Character Analysis

Rheya, We Hardly Knew Ye. No, Really, We Didn't.

Rheya isn't even in the book. That's right: Rheya, the woman Kelvin married, died before the book opens, and we hardly get any sense at all of what their relationship was like. The Rheya(s) we see in the novel are projections pulled out of Kelvin's mind. She's not a real person or a real character, then, but a "stylized" representation as Kelvin says, "reduced to certain characteristic expressions, gestures and movements" (5.73). So Rheya isn't Rheya, and we don't know Rheya.

End of analysis, right? Well… not so fast.

Okay, Maybe We Did Know Ye

The thing about the false Rheya is that it seems like the things the false Rheya does that shows she's false are actually kind of things that make her seem like the real Rheya—or a real Rheya—anyway.

For example, Rheya won't let Kelvin out of her sight. She's super-clingy, and when he locks her in the room by herself, she actually tears through the door to get to him. Is this because Rheya is a weird ocean-generated space critter who Hulks out when Kelvin steps away? Or is it because Rheya—the real Rheya—was unsure of her relationship and didn't want Kelvin to leave her? Either way, as an action, it creates a sort of sense of character around Rheya, even though she's fake and even though we're not entirely sure why she does what she does.

Throughout the book, Rheya keeps hurting herself, or trying to, anyway. This concept of hurt, and of expressing herself physically, come across as very real, as human characteristics. Except that these efforts to hurt herself consistently bring us up against the limits of Rheya's realness.

For instance, she tears through a door and cuts her fingers to the bone… but then regenerates. After she realizes she's not the real Rheya, she drinks liquid oxygen… and horrifyingly regenerates again, waking to stammer in a panic, "It… it didn't work" (9.123). Rheya both has very real desires by human standards, and very unreal limits to these aims. Finally, however, she gets Snow and Sartorius to zap her away.

But even this brings Rheya's realness and artifice careening into each other. Does Rheya kill herself because she's not the real Rheya? Or does she kill herself because that's what the real Rheya did, and as such, does again? Rheya, the real Rheya, killed herself, so when the false Rheya kills herself, too, it arguably makes her more like the real Rheya instead of less.
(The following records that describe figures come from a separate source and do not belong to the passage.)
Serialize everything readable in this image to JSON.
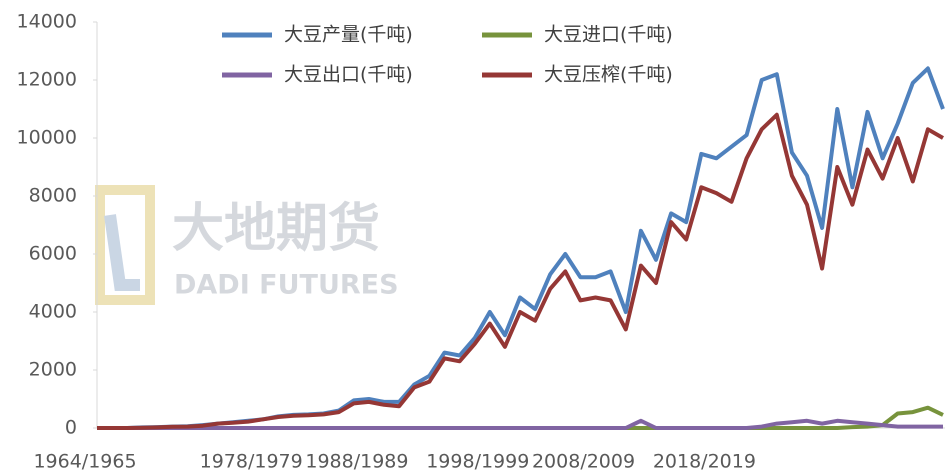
{
  "chart_data": {
    "type": "line",
    "watermark": {
      "name": "大地期货",
      "name_en": "DADI FUTURES"
    },
    "categories": [
      "1964/1965",
      null,
      null,
      null,
      null,
      null,
      null,
      null,
      null,
      null,
      null,
      "1978/1979",
      null,
      null,
      null,
      null,
      null,
      null,
      "1988/1989",
      null,
      null,
      null,
      null,
      null,
      null,
      null,
      "1998/1999",
      null,
      null,
      null,
      null,
      null,
      null,
      "2008/2009",
      null,
      null,
      null,
      null,
      null,
      null,
      null,
      "2018/2019",
      null,
      null,
      null,
      null,
      null,
      null,
      null,
      null,
      null,
      null,
      null,
      null,
      null,
      null,
      null
    ],
    "series": [
      {
        "name": "大豆产量(千吨)",
        "color": "#4f81bd",
        "values": [
          0,
          0,
          0,
          20,
          30,
          50,
          60,
          100,
          150,
          200,
          250,
          300,
          400,
          450,
          470,
          500,
          600,
          950,
          1000,
          900,
          900,
          1500,
          1800,
          2600,
          2500,
          3100,
          4000,
          3200,
          4500,
          4100,
          5300,
          6000,
          5200,
          5200,
          5400,
          4000,
          6800,
          5800,
          7400,
          7100,
          9450,
          9300,
          9700,
          10100,
          12000,
          12200,
          9500,
          8700,
          6900,
          11000,
          8300,
          10900,
          9300,
          10500,
          11900,
          12400,
          11000
        ]
      },
      {
        "name": "大豆进口(千吨)",
        "color": "#77933c",
        "values": [
          0,
          0,
          0,
          0,
          0,
          0,
          0,
          0,
          0,
          0,
          0,
          0,
          0,
          0,
          0,
          0,
          0,
          0,
          0,
          0,
          0,
          0,
          0,
          0,
          0,
          0,
          0,
          0,
          0,
          0,
          0,
          0,
          0,
          0,
          0,
          0,
          0,
          0,
          0,
          0,
          0,
          0,
          0,
          0,
          0,
          0,
          0,
          0,
          0,
          0,
          30,
          50,
          100,
          500,
          550,
          700,
          450
        ]
      },
      {
        "name": "大豆出口(千吨)",
        "color": "#8064a2",
        "values": [
          0,
          0,
          0,
          0,
          0,
          0,
          0,
          0,
          0,
          0,
          0,
          0,
          0,
          0,
          0,
          0,
          0,
          0,
          0,
          0,
          0,
          0,
          0,
          0,
          0,
          0,
          0,
          0,
          0,
          0,
          0,
          0,
          0,
          0,
          0,
          0,
          250,
          0,
          0,
          0,
          0,
          0,
          0,
          0,
          50,
          150,
          200,
          250,
          150,
          250,
          200,
          150,
          100,
          50,
          50,
          50,
          50
        ]
      },
      {
        "name": "大豆压榨(千吨)",
        "color": "#953735",
        "values": [
          0,
          0,
          0,
          10,
          20,
          40,
          50,
          80,
          150,
          180,
          220,
          300,
          380,
          420,
          440,
          470,
          550,
          850,
          900,
          800,
          750,
          1400,
          1600,
          2400,
          2300,
          2900,
          3600,
          2800,
          4000,
          3700,
          4800,
          5400,
          4400,
          4500,
          4400,
          3400,
          5600,
          5000,
          7100,
          6500,
          8300,
          8100,
          7800,
          9300,
          10300,
          10800,
          8700,
          7700,
          5500,
          9000,
          7700,
          9600,
          8600,
          10000,
          8500,
          10300,
          10000
        ]
      }
    ],
    "ylim": [
      0,
      14000
    ],
    "yticks": [
      0,
      2000,
      4000,
      6000,
      8000,
      10000,
      12000,
      14000
    ],
    "grid": false
  }
}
Finally, the book is filled with conversations between Rheya and Kelvin such as this one:

"Rheya…"

"Don't talk to me!"

"Rheya, what's the matter?"

I caught a glimpse of her tear-stained face, contorted with emotion. The big childish tears streamed down her face, glistened in the dimple above her chin and fell onto the sheet.

"You don't want me."

"What are you talking about?"

"I heard…" (8.3-9)

Supposedly, Rheya's upset because she's figuring out that she's not the real Rheya. But the conversation seems like it could be a fight between any two lovers; it's almost deliberately generic. Kelvin and Rheya could be having this fight on Earth, really. Maybe they did. Maybe they are. Who's to say? Not us, that's for sure.
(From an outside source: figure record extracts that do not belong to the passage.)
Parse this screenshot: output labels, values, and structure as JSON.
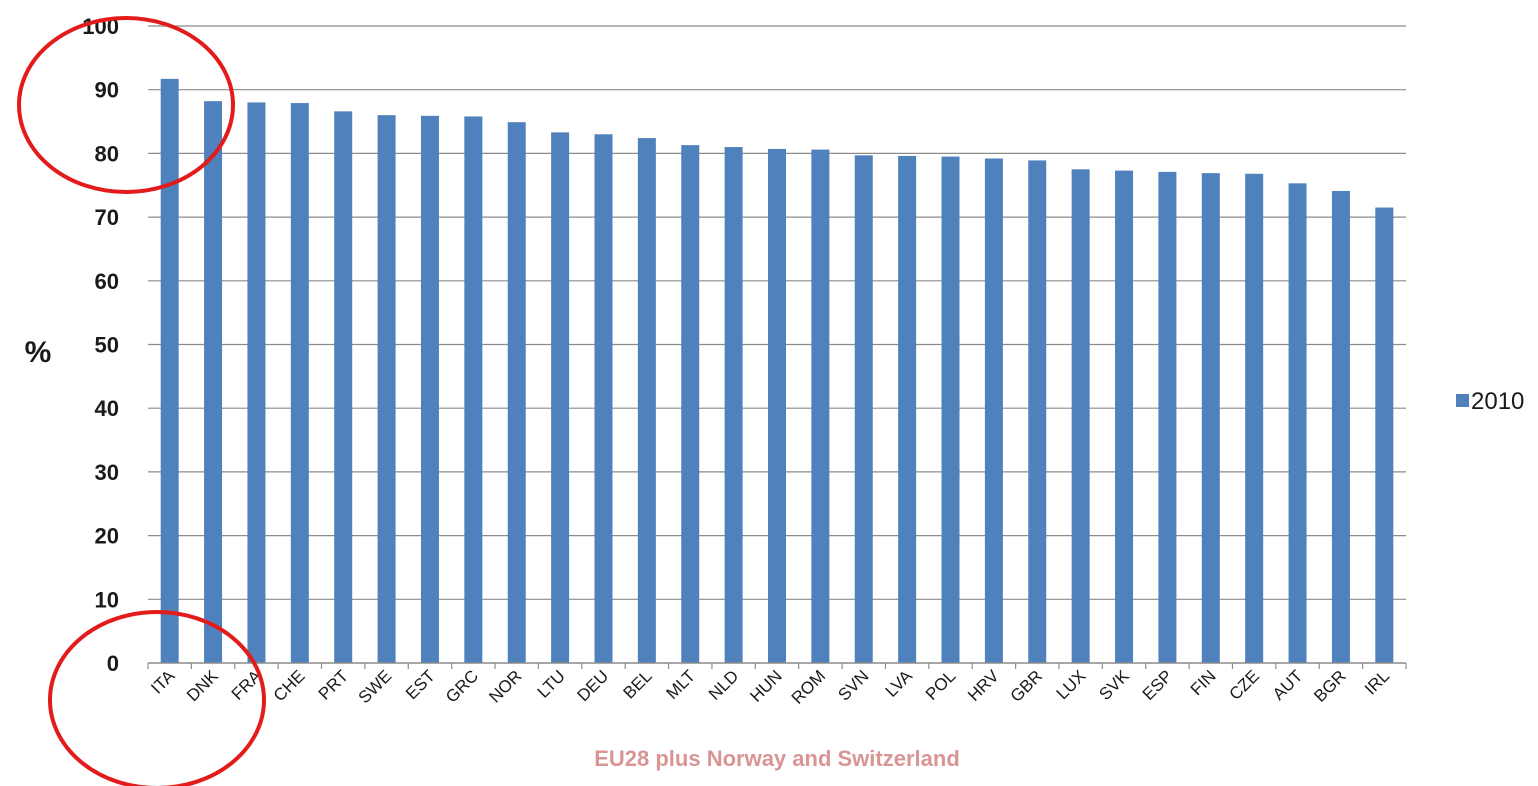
{
  "chart_data": {
    "type": "bar",
    "ylabel": "%",
    "xlabel": "EU28 plus Norway and Switzerland",
    "ylim": [
      0,
      100
    ],
    "yticks": [
      0,
      10,
      20,
      30,
      40,
      50,
      60,
      70,
      80,
      90,
      100
    ],
    "grid": true,
    "legend_position": "right",
    "categories": [
      "ITA",
      "DNK",
      "FRA",
      "CHE",
      "PRT",
      "SWE",
      "EST",
      "GRC",
      "NOR",
      "LTU",
      "DEU",
      "BEL",
      "MLT",
      "NLD",
      "HUN",
      "ROM",
      "SVN",
      "LVA",
      "POL",
      "HRV",
      "GBR",
      "LUX",
      "SVK",
      "ESP",
      "FIN",
      "CZE",
      "AUT",
      "BGR",
      "IRL"
    ],
    "series": [
      {
        "name": "2010",
        "color": "#4f81bd",
        "values": [
          91.7,
          88.2,
          88.0,
          87.9,
          86.6,
          86.0,
          85.9,
          85.8,
          84.9,
          83.3,
          83.0,
          82.4,
          81.3,
          81.0,
          80.7,
          80.6,
          79.7,
          79.6,
          79.5,
          79.2,
          78.9,
          77.5,
          77.3,
          77.1,
          76.9,
          76.8,
          75.3,
          74.1,
          71.5
        ]
      }
    ],
    "colors": {
      "xlabel": "#d99594",
      "annotation_circle": "#e31b1b",
      "grid": "#8c8c8c"
    }
  }
}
Okay, Okay, So We Don't Know Ye

The fact that the fight is so generic could mean it's a real fight, between real people, but it could also mean that it's staged—stylized, as Kelvin says—just the motions. The Rheya on the space station clings to Kelvin, she hurts herself, she fights with him. But does this make her the real Rheya? Or does this simply make her Kelvin's memory of Rheya?
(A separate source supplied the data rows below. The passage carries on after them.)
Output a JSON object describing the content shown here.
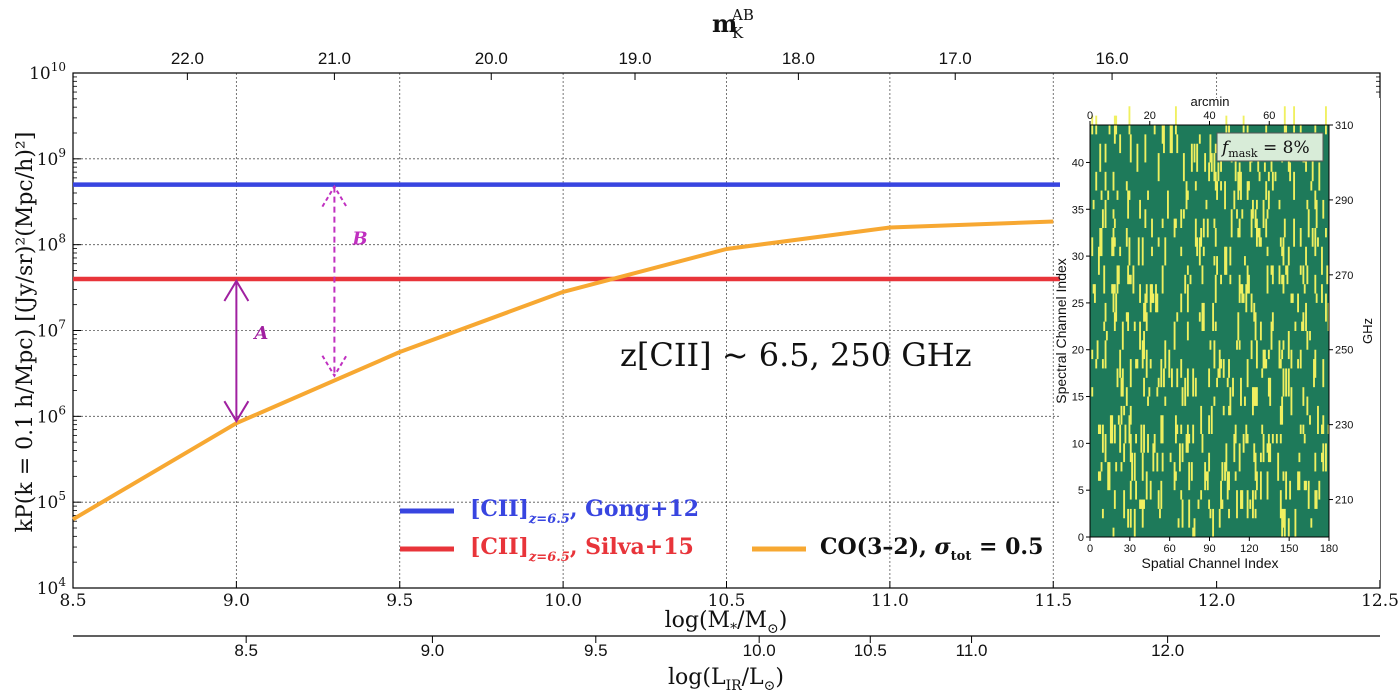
{
  "chart_data": {
    "type": "line",
    "xaxis_bottom": {
      "label_main": "log(M",
      "label_sub1": "*",
      "label_mid": "/M",
      "label_sub2": "⊙",
      "label_end": ")",
      "range": [
        8.5,
        12.5
      ],
      "ticks": [
        "8.5",
        "9.0",
        "9.5",
        "10.0",
        "10.5",
        "11.0",
        "11.5",
        "12.0",
        "12.5"
      ]
    },
    "xaxis_bottom2": {
      "label_main": "log(L",
      "label_sub1": "IR",
      "label_mid": "/L",
      "label_sub2": "⊙",
      "label_end": ")",
      "ticks": [
        {
          "value": "8.5",
          "at_mstar": 9.03
        },
        {
          "value": "9.0",
          "at_mstar": 9.6
        },
        {
          "value": "9.5",
          "at_mstar": 10.1
        },
        {
          "value": "10.0",
          "at_mstar": 10.6
        },
        {
          "value": "10.5",
          "at_mstar": 10.94
        },
        {
          "value": "11.0",
          "at_mstar": 11.25
        },
        {
          "value": "12.0",
          "at_mstar": 11.85
        }
      ]
    },
    "xaxis_top": {
      "label_main": "m",
      "label_sup": "AB",
      "label_sub": "K",
      "ticks": [
        {
          "value": "22.0",
          "at_mstar": 8.85
        },
        {
          "value": "21.0",
          "at_mstar": 9.3
        },
        {
          "value": "20.0",
          "at_mstar": 9.78
        },
        {
          "value": "19.0",
          "at_mstar": 10.22
        },
        {
          "value": "18.0",
          "at_mstar": 10.72
        },
        {
          "value": "17.0",
          "at_mstar": 11.2
        },
        {
          "value": "16.0",
          "at_mstar": 11.68
        }
      ]
    },
    "yaxis": {
      "scale": "log",
      "range_exp": [
        4,
        10
      ],
      "ticks_exp": [
        4,
        5,
        6,
        7,
        8,
        9,
        10
      ],
      "label": "kP(k = 0.1 h/Mpc) [(Jy/sr)²(Mpc/h)²]"
    },
    "series": [
      {
        "name": "[CII]z=6.5, Gong+12",
        "color": "#3845e0",
        "type": "hline",
        "y_log": 8.7
      },
      {
        "name": "[CII]z=6.5, Silva+15",
        "color": "#e8343a",
        "type": "hline",
        "y_log": 7.6
      },
      {
        "name": "CO(3−2), σtot = 0.5",
        "color": "#f7a832",
        "x": [
          8.5,
          9.0,
          9.5,
          10.0,
          10.5,
          11.0,
          11.5
        ],
        "y_log": [
          4.8,
          5.92,
          6.75,
          7.45,
          7.95,
          8.2,
          8.27
        ]
      }
    ],
    "annotations": {
      "A": {
        "label": "A",
        "x": 9.0,
        "y_from": 7.6,
        "y_to": 5.92,
        "style": "solid",
        "color": "#a020a0"
      },
      "B": {
        "label": "B",
        "x": 9.3,
        "y_from": 8.7,
        "y_to": 6.45,
        "style": "dashed",
        "color": "#c030c0"
      },
      "redshift_text": "z[CII] ~ 6.5,  250 GHz"
    },
    "legend": {
      "gong_main": "[CII]",
      "gong_sub": "z=6.5",
      "gong_tail": ", Gong+12",
      "silva_main": "[CII]",
      "silva_sub": "z=6.5",
      "silva_tail": ", Silva+15",
      "co_text": "CO(3–2), ",
      "co_sigma": "σ",
      "co_sigma_sub": "tot",
      "co_eq": " = 0.5"
    },
    "grid": true
  },
  "inset": {
    "top_label": "arcmin",
    "top_ticks": [
      "0",
      "20",
      "40",
      "60"
    ],
    "bottom_label": "Spatial Channel Index",
    "bottom_ticks": [
      "0",
      "30",
      "60",
      "90",
      "120",
      "150",
      "180"
    ],
    "left_label": "Spectral Channel Index",
    "left_ticks": [
      "0",
      "5",
      "10",
      "15",
      "20",
      "25",
      "30",
      "35",
      "40"
    ],
    "right_label": "GHz",
    "right_ticks": [
      "210",
      "230",
      "250",
      "270",
      "290",
      "310"
    ],
    "mask_main": "f",
    "mask_sub": "mask",
    "mask_tail": " = 8%",
    "bg_color": "#1e7a5a",
    "mask_color": "#f0f060"
  }
}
The whole novel, really, could be Kelvin running through his grief over and over. He and Rheya fight; Rheya kills herself; Rheya comes back and they fight; Rheya kills herself. It's a nightmare of repetition, and eventually, Kelvin doesn't know which was the real Rheya and which is the memory. Is he in love with Rheya or her image? And do we ever meet Rheya, really, or is it just the image in Kelvin's mind, or in ours? Yeah, over to you, Shmoopers.